- Also known as: La Course des Amériques; La Course Amérique-Afrique; La Course Europe-Asie;
- Genre: Reality competition; travel;
- Presented by: Michel Désautels
- Country of origin: Canada
- Original language: French
- No. of series: 11

Production
- Production company: Société Radio-Canada

Original release
- Network: Télévision de Radio-Canada
- Release: 8 October 1988 – 11 April 1999

Related
- La Course autour du monde Le Grand Raid Le Cap Terre de Feu

= La Course destination monde =

1988–1999 Canadian reality TV series

La Course destination monde is a Canadian reality competition television series, which aired on Télévision de Radio-Canada from 1988 to 1999. The series was a filmmaking competition which sent young emerging filmmakers from Quebec around the world to make short films about their destinations, with prizes awarded at the conclusion of each season to the best films coming out of the competition.

The series was inspired by the prior French series La Course autour du monde (1976–1984) and its successor Le Grand Raid Le Cap Terre de Feu.

The show premiered in 1988 as La Course des Amériques, sending filmmakers to destinations in North and South America. The second season, La Course Amérique-Afrique, continued to highlight destinations in the Americas as well as opening to destinations in Africa, while the third season, La Course Europe-Asie, centred on destinations in Europe and Asia. From the fourth season onward, the show was titled La Course destination monde, and permitted filmmakers to travel to anywhere in the world.
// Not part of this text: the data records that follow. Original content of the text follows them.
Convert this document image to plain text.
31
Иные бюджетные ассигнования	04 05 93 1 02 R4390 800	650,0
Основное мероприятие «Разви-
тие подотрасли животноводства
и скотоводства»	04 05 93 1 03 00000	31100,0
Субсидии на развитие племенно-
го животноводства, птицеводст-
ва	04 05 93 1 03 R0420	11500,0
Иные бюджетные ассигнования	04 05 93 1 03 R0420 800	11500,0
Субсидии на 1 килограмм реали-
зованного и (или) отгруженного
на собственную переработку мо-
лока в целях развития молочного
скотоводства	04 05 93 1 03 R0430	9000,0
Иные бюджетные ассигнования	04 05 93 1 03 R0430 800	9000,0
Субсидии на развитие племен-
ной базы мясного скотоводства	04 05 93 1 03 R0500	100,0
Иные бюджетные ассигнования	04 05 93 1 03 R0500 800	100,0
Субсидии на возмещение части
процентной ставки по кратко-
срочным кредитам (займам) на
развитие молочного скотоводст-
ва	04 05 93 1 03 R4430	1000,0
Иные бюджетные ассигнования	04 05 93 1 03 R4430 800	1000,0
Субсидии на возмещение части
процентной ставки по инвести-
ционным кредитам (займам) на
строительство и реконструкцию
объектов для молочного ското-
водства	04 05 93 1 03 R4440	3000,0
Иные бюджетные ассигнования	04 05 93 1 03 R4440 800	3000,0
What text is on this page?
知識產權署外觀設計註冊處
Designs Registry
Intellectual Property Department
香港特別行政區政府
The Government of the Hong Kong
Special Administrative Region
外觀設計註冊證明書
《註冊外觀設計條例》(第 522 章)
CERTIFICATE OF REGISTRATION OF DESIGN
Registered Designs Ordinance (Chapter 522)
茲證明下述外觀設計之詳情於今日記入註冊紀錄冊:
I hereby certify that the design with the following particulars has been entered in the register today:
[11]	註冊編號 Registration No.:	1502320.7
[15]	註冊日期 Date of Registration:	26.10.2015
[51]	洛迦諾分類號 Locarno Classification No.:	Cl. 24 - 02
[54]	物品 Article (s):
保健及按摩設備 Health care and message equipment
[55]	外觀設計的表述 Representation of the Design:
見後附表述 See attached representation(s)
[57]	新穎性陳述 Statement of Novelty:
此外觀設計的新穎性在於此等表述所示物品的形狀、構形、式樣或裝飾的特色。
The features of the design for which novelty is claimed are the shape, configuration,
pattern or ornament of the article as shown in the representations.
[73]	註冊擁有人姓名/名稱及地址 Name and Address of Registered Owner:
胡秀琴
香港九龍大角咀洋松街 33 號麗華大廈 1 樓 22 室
Many of the participants in the series have gone on to noteworthy careers in Quebec's media and arts industries, although not all as film directors.

==Participants==
===1988–1989===
- Prize winners: Catherine Fol (winner), Étienne de Massy (2nd), Nathalie Goulet (3rd)
- Other competitors: Romain Alarie, Claude Dallaire, Stéphane Laporte, Yves Munn, Allan Quinn

===1989–1990===
- Prize winners: Stéphane Drolet (winner), Marc Cayer (2nd), Anne-Marie Poulin (3rd)
- Other competitors: François Colas, François Dagenais, Hugues Dufour, André Gariépy, Jean-Robert Morin

===1990–1991===
- Prize winners: Denis Villeneuve (winner), Brigitte Nadeau (2nd), Patrick Masbourian (3rd)
- Other competitors: Sébastien Bage, Sabrina Berreghis, Bruno Boulianne, Karina Goma, Stéphane Thibault

===1991–1992===
- Prize winners: Marie-Claude Harvey (winner), Marc Forget (2nd), Sophie Lambert (3rd), Gérald Gilbert
- Other competitors: Jennifer Alleyn, Jacques Blondin, Sophia Borovchyk, Louis-Perpinan Huard

===1992–1993===
- Prize winner: Philippe Falardeau (winner), Patrick Demers (2nd), Manuel Foglia (3rd)
- Other competitors: Sophie Bolduc, Simon Dallaire, Pierre Deslandes, Violaine Gagnon, Marc Roberge

===1993–1994===
- Prize winners: Guy Nantel (winner), Marie-France Bojanowski (2nd), Catherine Rondeau (3rd)
- Other competitors: Marie-Julie Dallaire, Isabelle Leblanc, Chloé Mercier, Félix Nguyen, Stéphane Prévost

===1994–1995===
- Winners: François Prévost, Ricardo Trogi (joint 1st)
- Other competitors: Hugo Latulippe, Étienne Leblanc, Emmanuelle Morris Waters, François Parenteau, Brunhilde Pradier, Robert Victor

===1995–1996===
- Winner: Philippe Desrosiers
- Other competitors: Jean-François Coulombe, Patrick Brunette, Manon Dauphinais, Linda Lamarche, Stéphane Lapointe, Nathalie Martin, Marie-Noëlle Swiderski

===1996–1997===
- Martin Bourgault, Pascal Brouard, Anne-Marie Cadieux, Danic Champoux, Antoine Laprise, Judith Provencher d'Assylva, Pascal Sanchez, Alexis Turgeon

===1997–1998===
- Robin Aubert, Meissoon Azzaria, Dominic Desjardins, Nicolas Desrosiers, Yves-Christian Fournier, Myriam Fréchette, Robin McKenna, François Péloquin

===1998–1999===
- Prize winners: Maryse Legagneur (winner), Martin Fournier (2nd), Mélanie Tardif (3rd)
- Other competitors: Isabelle Boulanger, Nathalie Cloutier, Valérie Galarneau, Catherine-Isabelle Giasson, Frédéric Gieling

==Legacy==
The series inspired the English Canadian series Road Movies, and the Australian series Race Around the World.

Ricardo Trogi's participation in the 1994–95 season of the series is dramatized in his 2024 film 1995, the fourth in his semi-autobiographical series of films starring Jean-Carl Boucher as a fictionalized version of Trogi.